Switching Banks? Step By Step Guide and Tips
There are many reasons for wanting to switch banks. Maybe you’re unhappy with your current bank because of poor customer service, maybe you’re relocating, or maybe your bank has been acquired by (or is merging with) a competitor that you don’t particularly like.
Not too long ago, switching banks was a simple thing. After all, the worst that could happen is that you’d probably have to pay a penalty for early withdrawal if you were closing a CD. As for current and savings accounts, all you had to do was open the new ones at your new bank of choice, do a little monitoring to make sure you wouldn’t have any bounced checks, and then close the former accounts after completing the switch.
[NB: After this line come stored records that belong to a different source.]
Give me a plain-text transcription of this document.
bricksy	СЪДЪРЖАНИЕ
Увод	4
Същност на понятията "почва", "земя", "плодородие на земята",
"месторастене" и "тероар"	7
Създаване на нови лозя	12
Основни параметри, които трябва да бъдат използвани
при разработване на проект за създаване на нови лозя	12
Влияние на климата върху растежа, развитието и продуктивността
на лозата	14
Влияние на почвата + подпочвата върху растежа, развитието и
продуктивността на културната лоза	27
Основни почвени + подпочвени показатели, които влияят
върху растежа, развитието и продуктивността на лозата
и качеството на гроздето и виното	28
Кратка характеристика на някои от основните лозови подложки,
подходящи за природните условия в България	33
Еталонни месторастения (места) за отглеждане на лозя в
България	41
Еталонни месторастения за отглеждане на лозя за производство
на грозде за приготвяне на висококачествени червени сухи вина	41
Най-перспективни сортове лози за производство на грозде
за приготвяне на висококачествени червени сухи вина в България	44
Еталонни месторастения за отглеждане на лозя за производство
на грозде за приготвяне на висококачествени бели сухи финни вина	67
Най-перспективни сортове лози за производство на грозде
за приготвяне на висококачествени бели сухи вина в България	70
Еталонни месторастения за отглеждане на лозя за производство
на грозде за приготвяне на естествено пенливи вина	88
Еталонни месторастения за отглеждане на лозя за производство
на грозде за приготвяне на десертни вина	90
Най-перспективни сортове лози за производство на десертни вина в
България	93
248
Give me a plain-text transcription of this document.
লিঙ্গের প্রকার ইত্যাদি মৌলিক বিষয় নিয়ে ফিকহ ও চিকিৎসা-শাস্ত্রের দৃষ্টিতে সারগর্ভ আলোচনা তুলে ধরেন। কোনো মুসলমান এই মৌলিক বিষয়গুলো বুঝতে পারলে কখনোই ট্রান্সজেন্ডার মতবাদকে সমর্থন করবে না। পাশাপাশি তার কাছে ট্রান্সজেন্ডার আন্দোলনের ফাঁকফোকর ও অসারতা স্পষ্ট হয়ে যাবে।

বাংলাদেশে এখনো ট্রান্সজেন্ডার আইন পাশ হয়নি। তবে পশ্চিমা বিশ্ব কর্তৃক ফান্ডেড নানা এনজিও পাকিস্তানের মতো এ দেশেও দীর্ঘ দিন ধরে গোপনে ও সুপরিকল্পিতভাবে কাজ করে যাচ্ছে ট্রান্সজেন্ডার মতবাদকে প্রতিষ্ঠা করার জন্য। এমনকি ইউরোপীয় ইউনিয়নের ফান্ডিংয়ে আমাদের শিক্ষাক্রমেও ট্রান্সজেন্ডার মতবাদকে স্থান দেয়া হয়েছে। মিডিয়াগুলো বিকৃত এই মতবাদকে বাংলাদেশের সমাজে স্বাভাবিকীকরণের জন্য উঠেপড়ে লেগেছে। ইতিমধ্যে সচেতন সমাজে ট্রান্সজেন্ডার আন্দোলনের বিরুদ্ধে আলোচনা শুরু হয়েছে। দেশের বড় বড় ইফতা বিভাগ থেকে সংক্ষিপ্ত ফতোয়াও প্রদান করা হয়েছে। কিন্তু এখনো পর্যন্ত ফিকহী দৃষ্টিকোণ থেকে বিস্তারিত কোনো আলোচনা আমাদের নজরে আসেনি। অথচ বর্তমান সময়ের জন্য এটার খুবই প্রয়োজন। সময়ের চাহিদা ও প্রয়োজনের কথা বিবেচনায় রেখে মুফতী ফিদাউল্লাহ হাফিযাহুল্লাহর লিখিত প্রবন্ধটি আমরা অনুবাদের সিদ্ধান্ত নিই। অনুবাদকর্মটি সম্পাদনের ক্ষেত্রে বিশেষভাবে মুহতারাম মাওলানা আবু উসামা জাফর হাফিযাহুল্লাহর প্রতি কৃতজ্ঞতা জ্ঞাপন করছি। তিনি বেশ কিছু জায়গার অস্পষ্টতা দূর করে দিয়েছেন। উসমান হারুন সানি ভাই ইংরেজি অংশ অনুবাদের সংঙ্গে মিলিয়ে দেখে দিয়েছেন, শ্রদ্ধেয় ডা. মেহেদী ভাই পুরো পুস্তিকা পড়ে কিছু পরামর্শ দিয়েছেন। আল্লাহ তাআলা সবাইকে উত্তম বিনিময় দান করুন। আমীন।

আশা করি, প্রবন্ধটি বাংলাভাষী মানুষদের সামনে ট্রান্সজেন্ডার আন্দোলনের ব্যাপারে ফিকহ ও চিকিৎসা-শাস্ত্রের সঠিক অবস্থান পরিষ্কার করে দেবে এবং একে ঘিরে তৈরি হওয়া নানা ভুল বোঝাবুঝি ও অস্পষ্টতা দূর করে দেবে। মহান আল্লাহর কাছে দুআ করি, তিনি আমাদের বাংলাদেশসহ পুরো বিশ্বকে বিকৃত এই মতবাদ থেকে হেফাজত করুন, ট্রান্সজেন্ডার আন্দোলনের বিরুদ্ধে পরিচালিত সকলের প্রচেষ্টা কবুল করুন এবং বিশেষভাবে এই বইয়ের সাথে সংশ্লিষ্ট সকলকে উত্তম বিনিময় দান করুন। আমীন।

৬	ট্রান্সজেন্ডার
I wouldn’t go as far as saying that switching banks was as easy as switching toothpaste brands, but it certainly was easier then, compared to now. A growing number of banks have set themselves up as one-stop financial service powerhouses, providing a wide array of services: checking and savings accounts, money market accounts, CDs and IRAs, credit cards, home loans, home equity loans and lines of credit, direct deposit, online bill pay, investment services, insurance, and so on. The real clincher, though, has been the widespread push for automation.
There’s one good reason why banks are pushing automated services like direct deposit and online bill payments; once they’re set up, a customer is between 70% to 80% less likely to switch to a competitor, according to Gartner Inc. If you pay a host of bills with automatic withdrawals — mortgage, insurance, cable, vehicle loan and the like, and direct deposit of your paychecks or Social Security payments, you will rightfully cringe at the thought of closing a bank account to move to another financial institution. As a result, banks lose around 15% of their customers annually on average, says Celent Communications.
Every company that debits or credits your checking account has to be given the new account information, including bank routing numbers. They need your signature, so you have to send written notice (although some companies are beginning to offer an e-signature option). You also must notify your old bank. The “automatic” part of automatic debits apparently doesn’t extend to notifications of switching banks, so you may need to keep the old checking account funded an extra month or two to ensure payments are made.
That means it might just be too much work to leave your bank.
From the banks’ perspective, this is both a blessing and a curse, since the reasons that keep their clients from jumping ship are the same ones that make it harder for them to steal clients from the competition. Some banks are now trying to make it easier for customers (of other banks, of course) to switch, and have created switch kits, which take account holders through the process.
The process typically involves 4 steps:
Opening and funding your new account
That way you can write checks and make ATM withdrawals without interruption.
Moving your direct deposits
To establish or transfer direct deposits, you need:
* Your new checking account number and routing number
* A completed direct deposit request form
* Your employer or institution’s address and phone number
You can get the direct deposit form from either your new bank’s website or from your employer.
Moving your automatic payments
To cancel or to transfer automatic payments from your former bank account to your new bank account, you need the following information:
* Copy of your latest statement with your billing information
* Your new checking account number and routing number
* A voided check from your new checking account
* Former bank account information (for canceled payments)
* Complete an automatic withdrawal transfer or cancellation form. Check your new bank’s website for this form.
Closing your old account
If you’ve arranged for direct deposit of pay or benefits, don’t close the old account until you’re sure the next scheduled payment will go into the new account. This way, you will not get hit with fees for checks that bounce after you close the account.
If you’re changing addresses, give your old bank your new address and phone number in writing. Your bank might need to contact you after you close your account.
Be sure your financial records at home make clear that your account was closed. Otherwise, you or your heirs might worry later that there’s money forgotten in an old bank account and waste time trying to recover it. And if you have anything in your former bank’s safe deposit box, clean it out and return the keys.
If acceptable, you can use an account closing request form from your new bank. The form should contain: your name, phone number, and address, along with your former bank’s name, address, and account number.
Alternative option: BankSwitcher©
BankSwitcher’s website puts it best:
* BankSwitcher is a tool to help you switch banks by:
* Analyzing your banking activity to find transactions that you’ll need to switch (i.e., Direct Deposits, automatic payments).
* Compiling instructions and forms to switch those transactions to a new bank — using our directory of over 1500 Billers and Depositors.
* Creating your personal Switching Checklist (PDF format) that you can print and use when you find a better bank.
No matter how you slice it, switching banks is a fairly involved and time-consuming process. Fortunately, increased competition is forcing banks to make the process (a little) easier. In most banks, customer service will walk you through the process and even make the necessary phone calls to retrieve the necessary information. Before taking action though, consider the costs of time and gas to find a bank most convenient to home, work, shopping or in between on a major road.